Je m'intéresse à la proposition floue "être un adolescent" et j'admets être certain qu'une personne âgée de 16 ou 17 ans est un adolescent. J'admets aussi être certain que des personnes âgées de moins de  10 ans ou de plus de 40 ans ne sont pas des adolescents. L'utilité de la logique floue est qu'elle me permet de dire quelque chose d'une personne âgée, par exemple de 15 ans ou de 18 ans. Mais dans cet exemple, si j'utilise une transition linéaire, j'aboutis à des résultats qui ne sont pas crédibles. En effet, si j'admets une telle transition, le calcul montre qu'une personne de 30 ans aurait une proximité de l'ordre de 0,3 avec l'adolescence, alors que cette proximité ne peut être que négligeable, très proche de zéro. Dans un tel cas il faut adopter des transitions qui ne sont pas linéaires mais qui décroissent très vite à partir de la zone de certitude 15-18 ans puis tendent vers 0. 

On notera que la valeur maximale 1 de la proximité n'est pas toujours atteinte, c'est-à-dire qu'il n'existe pas toujours une zone de certitude.

C'est le cas dans l'exemple qui suit : j'étudie l'ensemble A défini ainsi : "ensemble des grands nombres". Le mot "grand" est totalement flou. On ne peut jamais dire avec certitude qu'un nombre est grand, car on peut toujours trouver un nombre plus grand , et même infiniment plus grand, qu'un nombre donné. Pour avoir une certitude quelconque il faudrait que le mot "grand" soit mieux défini.

Dans la théorie des ensembles classiques, on parle de "complément d'un ensemble donné". Il s'agit d'un ensemble qui est défini par la négation de la propriété qui définit l'ensemble initial. Par exemple, si je définis un ensemble dont les éléments sont les animaux qui volent, son complément sera l'ensemble des animaux qui ne volent pas. Il en est de même pour les ensembles flous, mais les choses sont un peu plus compliquées car il faut aussi s'occuper des zones de transition. Dans certains cas, fréquents, on observe à ce sujet quelque chose de tout à fait remarquable : il existe des éléments qui ont la même proximité avec un ensemble et avec son contraire. On pourrait dire que ces éléments sont aussi proches de l'être que du non-être !

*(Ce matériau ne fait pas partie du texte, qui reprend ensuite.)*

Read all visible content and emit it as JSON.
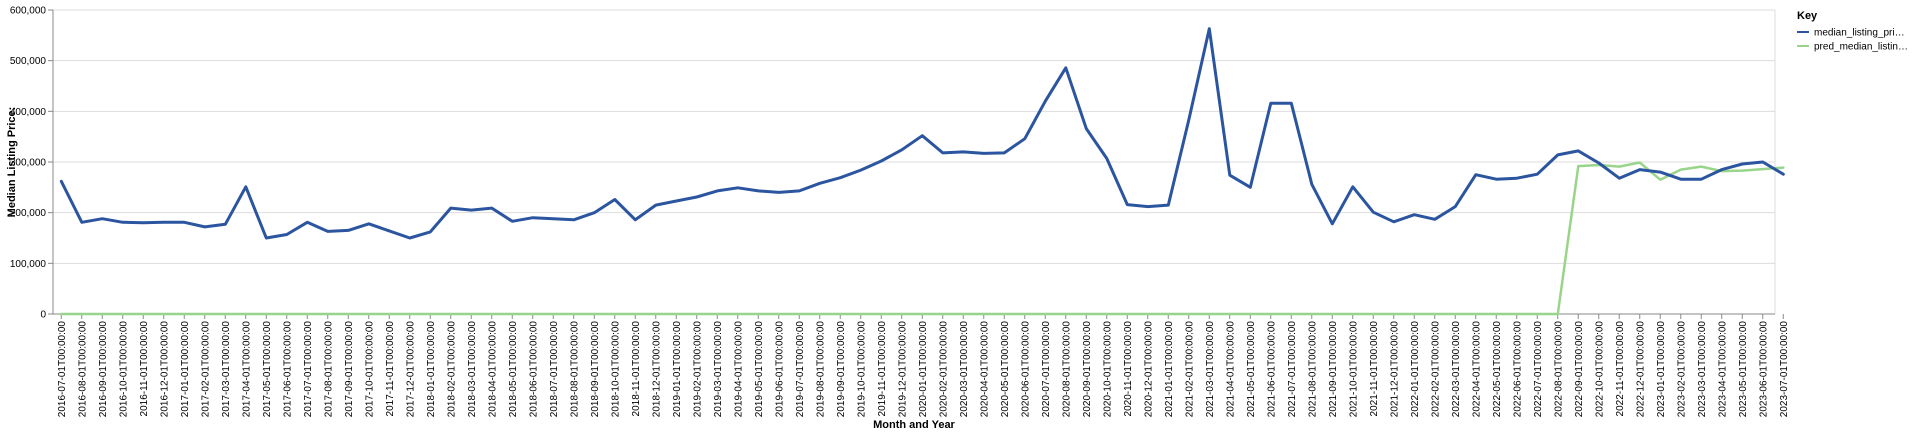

Il est difficile d'en dire beaucoup plus sans utiliser le formalisme mathématique qui donne des boutons à la lectrice citée en introduction, mais sans doute sera-t-elle intéressée de savoir qu'il existe une théorie puissante et opérationnelle dans la vie pratique qui est un pied de nez respectueux au grand Aristote.